人類発祥から何万年と経ち、現在までの間に何千億人、いや多分それ以上が、これまでに生まれて死んでいったのか、想像もつかない。
その中で、たとえば、さっき走っていったサッカーボールを持った少年を、俺がこうして二階から見下ろす機会に巡り会う確率は、果たしてどのくらいだろうか。
そんな奇跡にも近い偶然で、わずか十数メートルの距離に居合わせたというのに、俺とあの少年には、何の接点もない。
少年は恐らく友達と遊びに行ったのだろう。俺のことなど目に入っていないに違いない。
俺の方も、「その少年」個人を見ていたわけではない。少年は単なる通行人、いわば背景の一種に過ぎない。俺が見ているのは、この窓から見える景色全体だ。
天文学的な低い確率と、それが実現した結果の無意味さ。何億分の一の確率で一緒に居合わせても、赤の他人は赤の他人に過ぎない。不思議なものだ。
「――マスター、お茶が入りました」
「ん? ああ、ありがとう」
振り返ると、セリオ……身の回りの世話をしてもらっているメイドロボットが、トレイを手にして立っていた。
テーブルにトレイを置き、用意したカップに向けてティーポットを傾げるセリオ。 その動作は優雅で、とても機械とは思えない。
しかし量産され市販されている「HM-13セリオ・タイプ」の一体でしかない。シリアルナンバー00584、他の同機種と区別する唯一の情報が、この5桁の数字だ。
今、俺の目の前にいるセリオが、俺の所に来る確率は。あるいは俺が他の機種ではなくセリオ・タイプを選ぶ確率は。
そう考えていくと、例えば購入契約が1日ずれていたら、もしかしたら違うセリオが来ていたかも知れない。しかし同じプログラムに従って動作しているセリオ達は、微妙な個体差や誤差を除けば、まったく同じ動作をするはずだ。

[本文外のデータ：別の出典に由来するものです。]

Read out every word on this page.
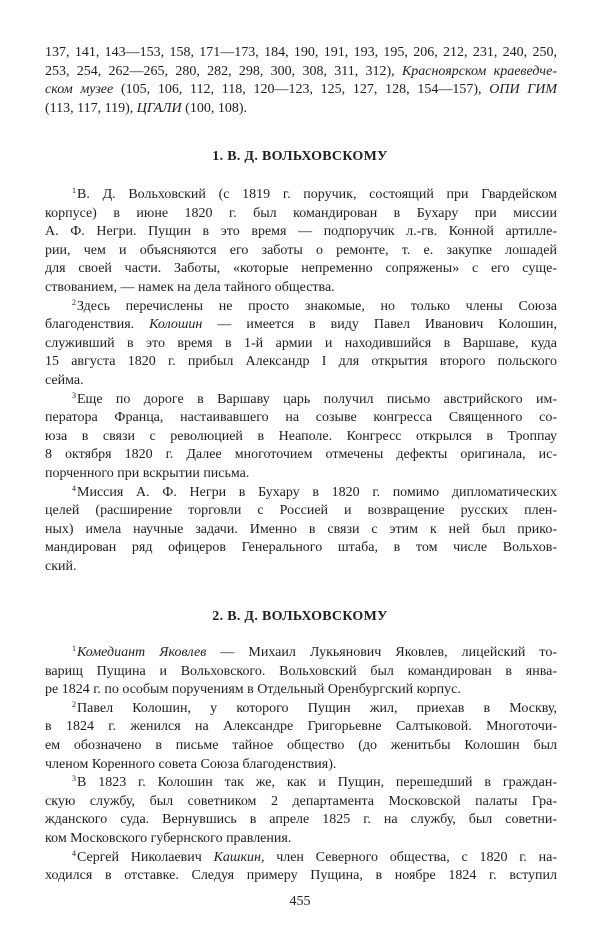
137, 141, 143—153, 158, 171—173, 184, 190, 191, 193, 195, 206, 212, 231, 240, 250,
253, 254, 262—265, 280, 282, 298, 300, 308, 311, 312), Красноярском краеведче-
ском музее (105, 106, 112, 118, 120—123, 125, 127, 128, 154—157), ОПИ ГИМ
(113, 117, 119), ЦГАЛИ (100, 108).
1. В. Д. ВОЛЬХОВСКОМУ
$^1$В. Д. Вольховский (с 1819 г. поручик, состоящий при Гвардейском
корпусе) в июне 1820 г. был командирован в Бухару при миссии
А. Ф. Негри. Пущин в это время — подпоручик л.-гв. Конной артилле-
рии, чем и объясняются его заботы о ремонте, т. е. закупке лошадей
для своей части. Заботы, «которые непременно сопряжены» с его суще-
ствованием, — намек на дела тайного общества.
$^2$Здесь перечислены не просто знакомые, но только члены Союза
благоденствия. Колошин — имеется в виду Павел Иванович Колошин,
служивший в это время в 1-й армии и находившийся в Варшаве, куда
15 августа 1820 г. прибыл Александр I для открытия второго польского
сейма.
$^3$Еще по дороге в Варшаву царь получил письмо австрийского им-
ператора Франца, настаивавшего на созыве конгресса Священного со-
юза в связи с революцией в Неаполе. Конгресс открылся в Троппау
8 октября 1820 г. Далее многоточием отмечены дефекты оригинала, ис-
порченного при вскрытии письма.
$^4$Миссия А. Ф. Негри в Бухару в 1820 г. помимо дипломатических
целей (расширение торговли с Россией и возвращение русских плен-
ных) имела научные задачи. Именно в связи с этим к ней был прико-
мандирован ряд офицеров Генерального штаба, в том числе Вольхов-
ский.
2. В. Д. ВОЛЬХОВСКОМУ
$^1$Комедиант Яковлев — Михаил Лукьянович Яковлев, лицейский то-
варищ Пущина и Вольховского. Вольховский был командирован в янва-
ре 1824 г. по особым поручениям в Отдельный Оренбургский корпус.
$^2$Павел Колошин, у которого Пущин жил, приехав в Москву,
в 1824 г. женился на Александре Григорьевне Салтыковой. Многоточи-
ем обозначено в письме тайное общество (до женитьбы Колошин был
членом Коренного совета Союза благоденствия).
$^3$В 1823 г. Колошин так же, как и Пущин, перешедший в граждан-
скую службу, был советником 2 департамента Московской палаты Гра-
жданского суда. Вернувшись в апреле 1825 г. на службу, был советни-
ком Московского губернского правления.
$^4$Сергей Николаевич Кашкин, член Северного общества, с 1820 г. на-
ходился в отставке. Следуя примеру Пущина, в ноябре 1824 г. вступил
455
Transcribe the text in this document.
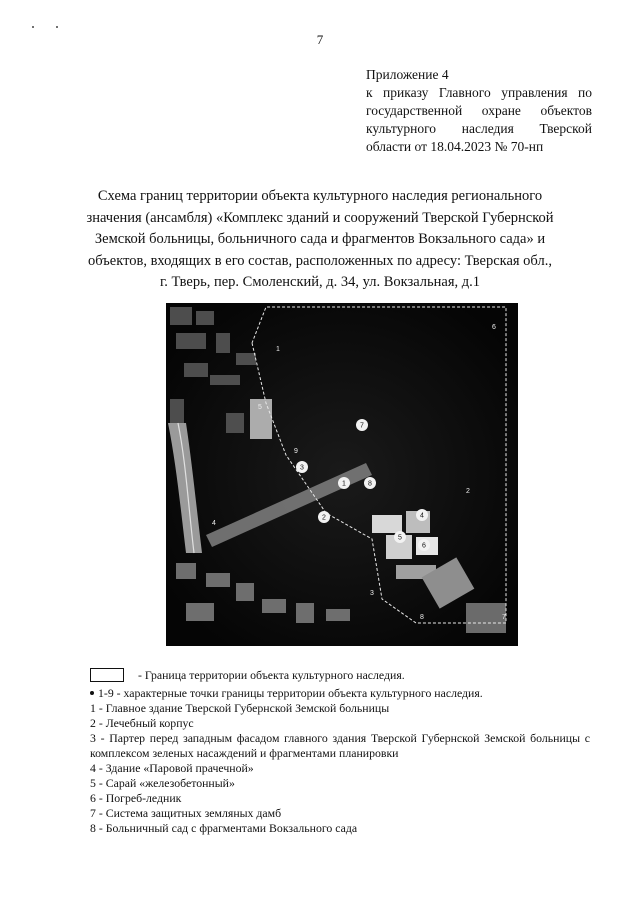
7
Приложение 4
к приказу Главного управления по
государственной охране объектов
культурного наследия Тверской
области от 18.04.2023 № 70-нп
Схема границ территории объекта культурного наследия регионального
значения (ансамбля) «Комплекс зданий и сооружений Тверской Губернской
Земской больницы, больничного сада и фрагментов Вокзального сада» и
объектов, входящих в его состав, расположенных по адресу: Тверская обл.,
г. Тверь, пер. Смоленский, д. 34, ул. Вокзальная, д.1
1
2
3
4
5
6
7
8
1
2
3
4
5
6
7
8
9
- Граница территории объекта культурного наследия.
1-9 - характерные точки границы территории объекта культурного наследия.
1 - Главное здание Тверской Губернской Земской больницы
2 - Лечебный корпус
3 - Партер перед западным фасадом главного здания Тверской Губернской Земской больницы с комплексом зеленых насаждений и фрагментами планировки
4 - Здание «Паровой прачечной»
5 - Сарай «железобетонный»
6 - Погреб-ледник
7 - Система защитных земляных дамб
8 - Больничный сад с фрагментами Вокзального сада
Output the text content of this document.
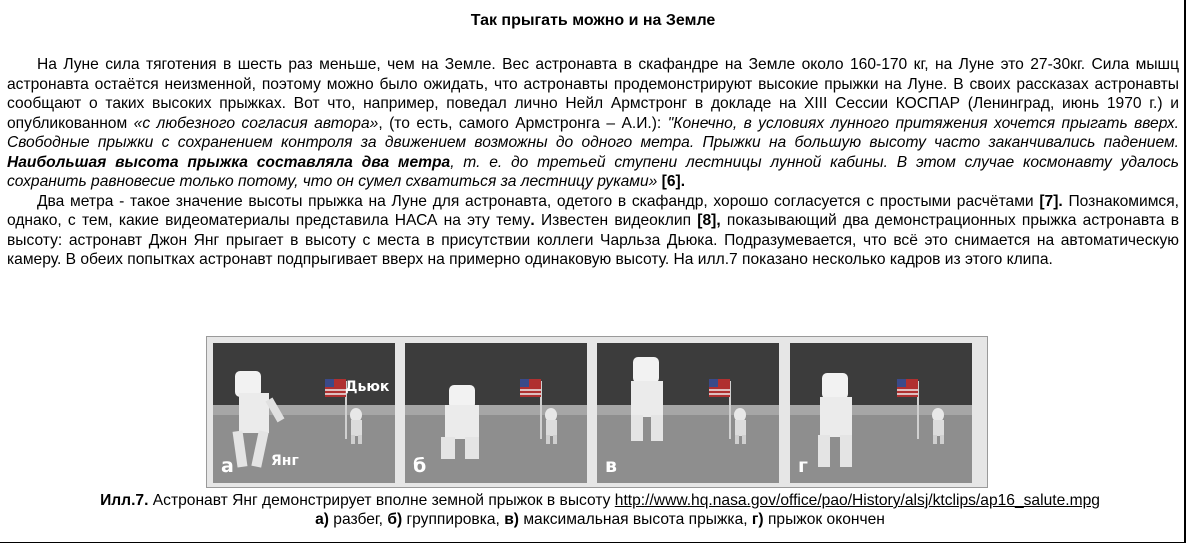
Так прыгать можно и на Земле

На Луне сила тяготения в шесть раз меньше, чем на Земле. Вес астронавта в скафандре на Земле около 160-170 кг, на Луне это 27-30кг. Сила мышц астронавта остаётся неизменной, поэтому можно было ожидать, что астронавты продемонстрируют высокие прыжки на Луне. В своих рассказах астронавты сообщают о таких высоких прыжках. Вот что, например, поведал лично Нейл Армстронг в докладе на XIII Сессии КОСПАР (Ленинград, июнь 1970 г.) и опубликованном «с любезного согласия автора», (то есть, самого Армстронга – А.И.): "Конечно, в условиях лунного притяжения хочется прыгать вверх. Свободные прыжки с сохранением контроля за движением возможны до одного метра. Прыжки на большую высоту часто заканчивались падением. Наибольшая высота прыжка составляла два метра, т. е. до третьей ступени лестницы лунной кабины. В этом случае космонавту удалось сохранить равновесие только потому, что он сумел схватиться за лестницу руками» [6].

Два метра - такое значение высоты прыжка на Луне для астронавта, одетого в скафандр, хорошо согласуется с простыми расчётами [7]. Познакомимся, однако, с тем, какие видеоматериалы представила НАСА на эту тему. Известен видеоклип [8], показывающий два демонстрационных прыжка астронавта в высоту: астронавт Джон Янг прыгает в высоту с места в присутствии коллеги Чарльза Дьюка. Подразумевается, что всё это снимается на автоматическую камеру. В обеих попытках астронавт подпрыгивает вверх на примерно одинаковую высоту. На илл.7 показано несколько кадров из этого клипа.

а	Янг
Дьюк
б	в	г
Илл.7. Астронавт Янг демонстрирует вполне земной прыжок в высоту http://www.hq.nasa.gov/office/pao/History/alsj/ktclips/ap16_salute.mpg
а) разбег, б) группировка, в) максимальная высота прыжка, г) прыжок окончен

「セリオ。カップをこっちに持ってきてくれ。ここで飲みたい」
「――かしこまりました」
紅茶を注いだカップを再びトレイに載せ、俺の前まで持ってくるセリオ。
セリオが胸元に捧げているトレイからカップを取り、香りをかいでから一口流し込む。相変わらず、完璧な淹れ方だ。
「美味いよ」
「――ありがとうございます」
無表情……というか表情を変える機能は付いていないのだが、気のせいか、こんなときは微かに微笑んでいるようにも見える。感情を表していないのに、決して能面のように硬質ではない。デザイナーの苦心の結果と言えばそれまでだが、どことなく柔らかい顔立ちが、セリオの魅力の一つでもある。
「なあ、セリオ。お前……」
俺の所に来て、良かったか。
俺の世話をしていて、嬉しいか。
一体、そんなことを聞いて、どうするんだ。
奇跡みたいな確率でもないし、他の個体でも同じだったかも知れない。
しかし、今、このセリオは確かに、俺の目の前にいるじゃないか。こうして、俺だけのために、美味しいお茶を淹れてくれたじゃないか。
確率なんてどうでもいい。
口に出そうになった質問を押しとどめ、話題を変える。
「お前、俺のところに来て、どのくらい経つっけ」
「――はい。明日でちょうど6ヶ月になります」
「ん? そうか、ちょうど半年か」
カップの底に残った紅茶を一気に飲み干す。
セリオが来てから半年か。もっと短かったような、逆にもっと長かったような、不思議な感覚。だが、今の俺の生活に、セリオは既に無くてはならない存在になっている。
記念に何か欲しいか、等と尋ねても、答えるはずがない。メイドロボとはそういうものだ。
人間ではないのだから食事もしないし、服を着飾って出かけるわけでもない。
だが、何か記念になるものがあっても、良いとは思う。
「セリオ、紅茶をもう一杯」
「――はい。ただ今」
カップを再びトレイに載せてテーブルの方へと向かう後ろ姿。
数秒の静寂の後、何気なく窓の下を眺めると、小柄な老婦人が白い犬を散歩させていた。孫娘か、それとも近所の子供か、幼い女の子が犬の後を追いかけている。
……セリオに犬のぬいぐるみをプレゼントしたら、どんな反応を見せてくれるかな。
そんなことを考えながら、俺はカップに紅茶が注がれる水音を聞いていた。
あとがき:
セリオものでも東鳩ネタ二次創作でもなく、小説そのものを3年ぶりくらいに書いてみたもの。
題材は、単に一番書き慣れていたというだけで量産型セリオ。
特に大きなテーマ等は無く、ただの腕慣らし。